二 本件記録によれば、抗告人は、その資金残高が僅少であり、当面の資金繰りにも窮していること、抗告人の主たる収入源である診療報酬請求権は、平成一二年七月末日までに請求が予定される社会保険診療報酬請求権については、大口債権者である株式会社三和銀行に対し債権譲渡がされており、また、平成一二年二月から平成一三年一月までに請求が予定される社会保険診療報酬請求権、平成一二年四月から平成一三年三月までに請求が予定される国民健康保険診療報酬請求権については、いずれも蒲田社会保険事務所により差押えがされていて、抗告人の経営を維持するにはこれらの診療報酬請求権を抗告人の現実の収入として確保する必要があるところ、三和銀行、社会保険事務所ともに差押の解除などに応ずることには消極的であり、抗告人の再生手続を支援する見込みが乏しいこと、また、抗告人は、回収の見込のない多額の不良債権を抱えており、その処理の見通しもないことが認められる。

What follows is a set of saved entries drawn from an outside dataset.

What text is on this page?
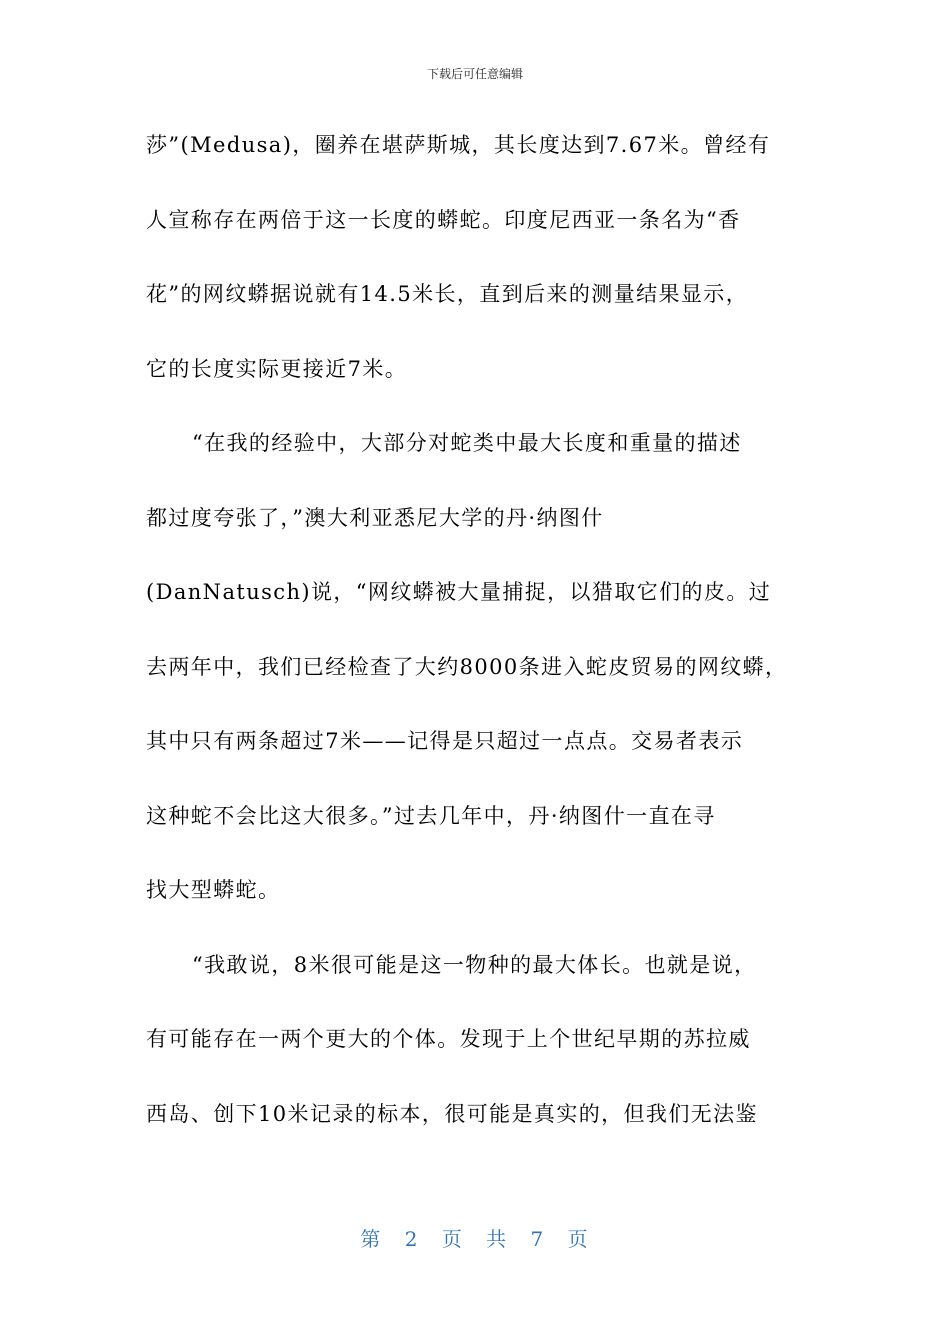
下载后可任意编辑
莎”(Medusa)，圈养在堪萨斯城，其长度达到7.67米。曾经有
人宣称存在两倍于这一长度的蟒蛇。印度尼西亚一条名为“香
花”的网纹蟒据说就有14.5米长，直到后来的测量结果显示，
它的长度实际更接近7米。
“在我的经验中，大部分对蛇类中最大长度和重量的描述
都过度夸张了，”澳大利亚悉尼大学的丹·纳图什
(DanNatusch)说，“网纹蟒被大量捕捉，以猎取它们的皮。过
去两年中，我们已经检查了大约8000条进入蛇皮贸易的网纹蟒，
其中只有两条超过7米——记得是只超过一点点。交易者表示
这种蛇不会比这大很多。”过去几年中，丹·纳图什一直在寻
找大型蟒蛇。
“我敢说，8米很可能是这一物种的最大体长。也就是说，
有可能存在一两个更大的个体。发现于上个世纪早期的苏拉威
西岛、创下10米记录的标本，很可能是真实的，但我们无法鉴
第 2 页 共 7 页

抗告人は、医師、職員らの給与のカットあるいは三和銀行、社会保険事務所との折衝などにより再生が可能であると主張するが、その主張自体からして、これらの折衝が成功を収めるという具体的可能性に乏しく、上記事実によれば、抗告人の再生の見込みは困難なものというべきであり、再生計画案の作成、再生計画の認可の見込のないことが明らかな場合に当たるものというべきある。
したがって、これと同旨の原決定は相当であり、本件抗告は理由がないから、これを棄却することとし、主文のとおり決定する。